HILO — Away from his home on Oahu, Keoni Fox says standing along the shore at Waikapuna — the site of a former fishing village below Naalehu — feels like stepping back in time.
HILO — Away from his home on Oahu, Keoni Fox says standing along the shore at Waikapuna — the site of a former fishing village below Naalehu — feels like stepping back in time.
No highways or concrete buildings can be seen, just waves crashing against a pristine coastline.
“It’s a feeling that you get at Waikapuna, almost that you turn back time to old Hawaii before all of the development,” he said. “There’s something just magical about that. I think it’s something people in Ka‘u still treasure.”
Fox, who grew up in Ka‘u and still visits regularly, is a board member with the Ala Kahakai Trail Association, which seeks to protect and restore the ancient coastal trail that connected hundreds of land divisions known as ahupuaa around Hawaii Island.
That trail, also known as ala loa, can be found mostly on the leeward side and still hugs the coast along Waikapuna. The nonprofit association hopes to purchase that land to protect the path and other cultural and natural features there for future generations.
Fox said the landowner is willing to sell for conservation, but the group would need to buy the entire 2,209-acre parcel, which stretches mauka to Mamalahoa Highway. The price tag could be about $6 million.
The association could get its first appropriation when the state Land Board considers a funding request.
The group, with help from the Trust for Public Land, is seeking $2 million from the state’s Legacy Land Conservation Program. The land conservation commission is recommending the group receive $838,346 this year, while state Department of Land and Natural Resources staff recommends $100,000 goes to the group.
Laura Kaakua, native lands project manager for the land trust, said more money could be sought next year through the fund if the appropriation comes up short.
She said fundraising will be a multiyear, if not long-term effort. Hawaii County’s Public Access, Open Space and Natural Resources Preservation fund is another option. An application will be filed this summer.
If acquired, the plan would be to keep the land much the way it is, with a community-based management approach to ensure access doesn’t become destructive to the natural and cultural resources, she said. Mauka lands would continue to be leased to ranchers.
“Everything you look at basically tells of the past,” Kaakua said. “You can still make out the heiau, you can still make out settlements, house sites.”
Fox credited the landowner with providing access to the shoreline to local residents.

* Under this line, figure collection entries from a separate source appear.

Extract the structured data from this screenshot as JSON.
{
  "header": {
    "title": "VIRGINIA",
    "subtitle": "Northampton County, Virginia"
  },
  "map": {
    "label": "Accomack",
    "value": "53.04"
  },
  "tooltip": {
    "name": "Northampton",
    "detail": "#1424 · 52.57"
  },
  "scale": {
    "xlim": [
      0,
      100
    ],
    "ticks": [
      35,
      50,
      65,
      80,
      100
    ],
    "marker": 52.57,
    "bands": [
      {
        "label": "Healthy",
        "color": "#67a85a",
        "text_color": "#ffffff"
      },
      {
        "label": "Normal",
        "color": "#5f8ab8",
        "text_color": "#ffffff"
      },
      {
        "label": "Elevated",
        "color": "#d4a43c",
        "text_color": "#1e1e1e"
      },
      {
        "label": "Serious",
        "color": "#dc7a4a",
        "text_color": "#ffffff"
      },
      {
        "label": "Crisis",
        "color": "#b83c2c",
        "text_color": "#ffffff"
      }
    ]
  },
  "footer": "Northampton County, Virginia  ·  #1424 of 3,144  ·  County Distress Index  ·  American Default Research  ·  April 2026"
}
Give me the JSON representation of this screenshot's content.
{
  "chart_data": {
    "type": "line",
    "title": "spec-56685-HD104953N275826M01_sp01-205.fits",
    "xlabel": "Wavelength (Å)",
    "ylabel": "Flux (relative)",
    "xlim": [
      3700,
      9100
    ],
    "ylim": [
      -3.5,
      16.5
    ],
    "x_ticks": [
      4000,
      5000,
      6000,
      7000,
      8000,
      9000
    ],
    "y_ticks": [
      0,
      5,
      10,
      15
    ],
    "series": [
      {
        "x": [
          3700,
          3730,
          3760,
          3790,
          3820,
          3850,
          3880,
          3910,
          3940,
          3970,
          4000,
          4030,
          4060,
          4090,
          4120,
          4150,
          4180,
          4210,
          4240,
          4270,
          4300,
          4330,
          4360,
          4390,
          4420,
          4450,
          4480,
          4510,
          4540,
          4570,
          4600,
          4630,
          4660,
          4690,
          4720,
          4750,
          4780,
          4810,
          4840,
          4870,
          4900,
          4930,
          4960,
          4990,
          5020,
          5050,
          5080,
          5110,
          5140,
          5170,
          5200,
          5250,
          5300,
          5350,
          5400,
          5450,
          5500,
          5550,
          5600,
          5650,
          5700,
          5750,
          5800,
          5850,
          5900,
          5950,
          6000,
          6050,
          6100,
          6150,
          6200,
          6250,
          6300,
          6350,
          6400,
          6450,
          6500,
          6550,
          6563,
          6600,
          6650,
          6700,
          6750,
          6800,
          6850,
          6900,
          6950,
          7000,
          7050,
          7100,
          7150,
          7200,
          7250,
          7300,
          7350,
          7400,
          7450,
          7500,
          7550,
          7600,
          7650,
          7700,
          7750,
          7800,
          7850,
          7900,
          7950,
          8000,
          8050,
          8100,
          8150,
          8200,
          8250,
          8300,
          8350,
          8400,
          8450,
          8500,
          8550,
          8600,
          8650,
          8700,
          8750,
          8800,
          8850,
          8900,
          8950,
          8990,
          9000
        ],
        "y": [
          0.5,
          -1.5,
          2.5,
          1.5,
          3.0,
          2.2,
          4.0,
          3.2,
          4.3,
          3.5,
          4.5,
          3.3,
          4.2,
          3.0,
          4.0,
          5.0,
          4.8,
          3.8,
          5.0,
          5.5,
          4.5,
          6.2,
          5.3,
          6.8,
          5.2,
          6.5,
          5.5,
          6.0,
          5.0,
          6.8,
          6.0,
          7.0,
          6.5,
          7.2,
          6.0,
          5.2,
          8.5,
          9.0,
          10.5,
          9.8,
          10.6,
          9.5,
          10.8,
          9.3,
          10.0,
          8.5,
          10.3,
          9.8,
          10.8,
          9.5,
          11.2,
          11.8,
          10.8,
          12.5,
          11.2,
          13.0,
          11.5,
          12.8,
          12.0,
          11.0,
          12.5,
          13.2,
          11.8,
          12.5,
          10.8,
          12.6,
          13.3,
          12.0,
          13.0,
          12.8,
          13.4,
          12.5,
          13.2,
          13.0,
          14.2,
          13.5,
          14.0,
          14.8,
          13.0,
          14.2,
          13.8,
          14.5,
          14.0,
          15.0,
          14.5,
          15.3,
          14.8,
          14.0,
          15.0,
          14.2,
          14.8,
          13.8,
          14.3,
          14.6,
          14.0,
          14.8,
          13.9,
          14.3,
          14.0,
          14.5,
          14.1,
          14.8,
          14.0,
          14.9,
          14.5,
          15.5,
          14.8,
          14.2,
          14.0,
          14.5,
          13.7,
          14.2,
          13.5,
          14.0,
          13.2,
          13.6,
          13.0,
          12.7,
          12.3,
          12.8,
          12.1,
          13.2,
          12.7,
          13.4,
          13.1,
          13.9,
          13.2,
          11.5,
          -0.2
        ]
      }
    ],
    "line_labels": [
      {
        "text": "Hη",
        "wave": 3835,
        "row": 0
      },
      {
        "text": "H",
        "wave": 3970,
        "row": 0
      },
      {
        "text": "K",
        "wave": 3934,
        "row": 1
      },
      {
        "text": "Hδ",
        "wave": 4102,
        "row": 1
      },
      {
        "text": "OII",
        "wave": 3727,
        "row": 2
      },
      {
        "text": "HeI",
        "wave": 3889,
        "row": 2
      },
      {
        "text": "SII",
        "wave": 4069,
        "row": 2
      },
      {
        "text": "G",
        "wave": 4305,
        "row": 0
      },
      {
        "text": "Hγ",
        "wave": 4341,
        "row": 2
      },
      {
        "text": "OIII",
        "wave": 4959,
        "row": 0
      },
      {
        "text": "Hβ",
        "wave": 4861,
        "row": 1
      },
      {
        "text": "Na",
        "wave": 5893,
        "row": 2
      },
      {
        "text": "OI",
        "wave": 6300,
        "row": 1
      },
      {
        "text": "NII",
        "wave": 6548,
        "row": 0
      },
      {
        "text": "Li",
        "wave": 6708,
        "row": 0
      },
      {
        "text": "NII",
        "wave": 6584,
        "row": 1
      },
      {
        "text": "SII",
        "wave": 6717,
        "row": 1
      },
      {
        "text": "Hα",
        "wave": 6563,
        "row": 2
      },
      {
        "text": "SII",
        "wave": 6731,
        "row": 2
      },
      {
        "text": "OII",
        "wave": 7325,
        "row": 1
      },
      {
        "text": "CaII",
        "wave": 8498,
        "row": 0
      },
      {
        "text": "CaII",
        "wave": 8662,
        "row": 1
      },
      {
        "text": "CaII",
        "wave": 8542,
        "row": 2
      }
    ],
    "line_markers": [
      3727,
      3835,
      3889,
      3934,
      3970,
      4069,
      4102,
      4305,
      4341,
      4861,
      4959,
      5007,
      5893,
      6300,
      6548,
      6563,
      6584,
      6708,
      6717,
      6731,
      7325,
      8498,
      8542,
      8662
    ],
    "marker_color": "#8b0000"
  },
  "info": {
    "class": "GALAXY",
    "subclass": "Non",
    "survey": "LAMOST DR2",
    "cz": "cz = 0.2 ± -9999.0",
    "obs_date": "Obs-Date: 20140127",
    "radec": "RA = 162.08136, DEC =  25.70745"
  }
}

But he said he is concerned about plans for an approximately 20-lot subdivision on the mauka portion, which could go forward if they can’t raise enough money to buy the land.
“There is the beauty, the sense of place,” Fox said. “I think you will lose that with any kind of development there.”
Nohea Kaawa of Waiohinu often takes students down to the area, which she said is a place to connect with the natural environment, and the history of people who resided there.
“It’s definitely a place where our shark god still lives,” she said. “It’s a place to reconnect with those aumakua.”
Kaawa said Native Hawaiians lived there until tidal waves in the 19th century inundated the coast, during an event known as the “Ka‘u cataclysm.”
“It’s almost like … they packed up and left and everything is just still there,” she said, referring to former house sites and shelters that still exist.
The trail association is a nonprofit that works with the Ala Kahakai National Historic Trail, which falls under the National Park Service.
The designated historic trail encompasses a 175-mile corridor from ‘Upolu Point to Hawaii Volcanoes National Park.
The property would be one of the first purchased through the association.
A 59-acre property south of Puuhonua o Honaunau National Historical Park was purchased for $3.5 million last year with help from the land trust.
Aric Arakaki, superintendent for the trail corridor, said there isn’t an inventory of the trail that shows how much of it is still intact. He said about half of the corridor is on private land.
Ka‘u has some of the best preserved stretches since it’s largely free of shoreline development, Arakaki said.